In a preprint research paper titled “Does GPT-4 Pass the Turing Test?”, two researchers from UC San Diego decided to have a little fun by pitting OpenAI’s GPT-4 AI language model against human participants, GPT-3.5, and the ancient ELIZA computer program. The goal was to see which one could fool people into thinking it was human. Surprisingly, the study found that humans correctly identified other humans only 63 percent of the time, while ELIZA, a program from the 1960s, outperformed GPT-3.5. GPT-4 came in second place, just behind actual humans. Looks like the old saying “age before algorithms” holds true here, folks.

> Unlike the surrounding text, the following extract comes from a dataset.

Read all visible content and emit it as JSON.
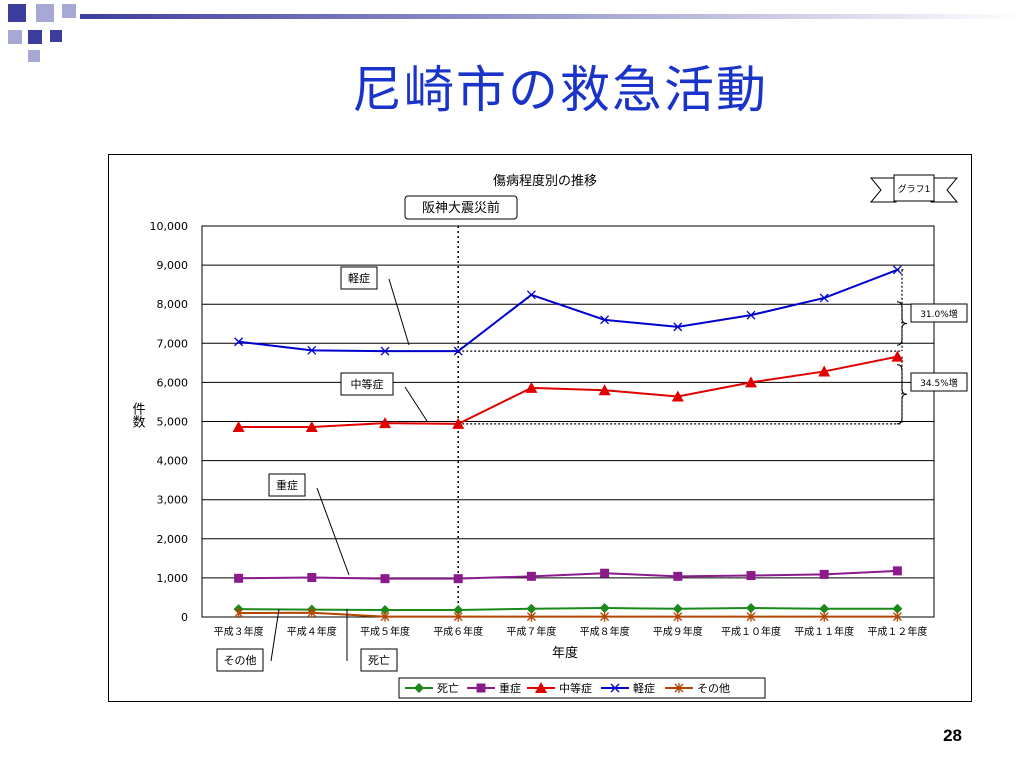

The Turing test, created by the brilliant Alan Turing, is a benchmark for determining if a machine can imitate human conversation. In this study, UC San Diego researchers set up a website called turingtest.live, where human interrogators chatted with AI models and other humans without knowing who was who. The results? ELIZA, with its conservative responses and lack of human-like cues, scored a solid 27 percent success rate, while GPT-3.5 struggled with a 14 percent success rate. GPT-4, despite not quite passing the test, did manage a respectable 41 percent success rate.
But let’s not be too hard on GPT-4. It turns out that it, like GPT-3.5, was specifically designed not to present itself as human. So maybe it’s not fair to judge it solely on its ability to fool us. After all, testing behavior doesn’t necessarily reflect capability. And as for the humans who failed to convince others they were real, well, maybe they just need to work on their trolling skills.
So, while GPT-4 may not have aced the Turing test, there’s still hope for future AI models. With the right prompts and a little more fine-tuning, who knows? Maybe one day we’ll be fooled by a chatbot and have no idea we’re talking to a machine. The future of AI deception awaits!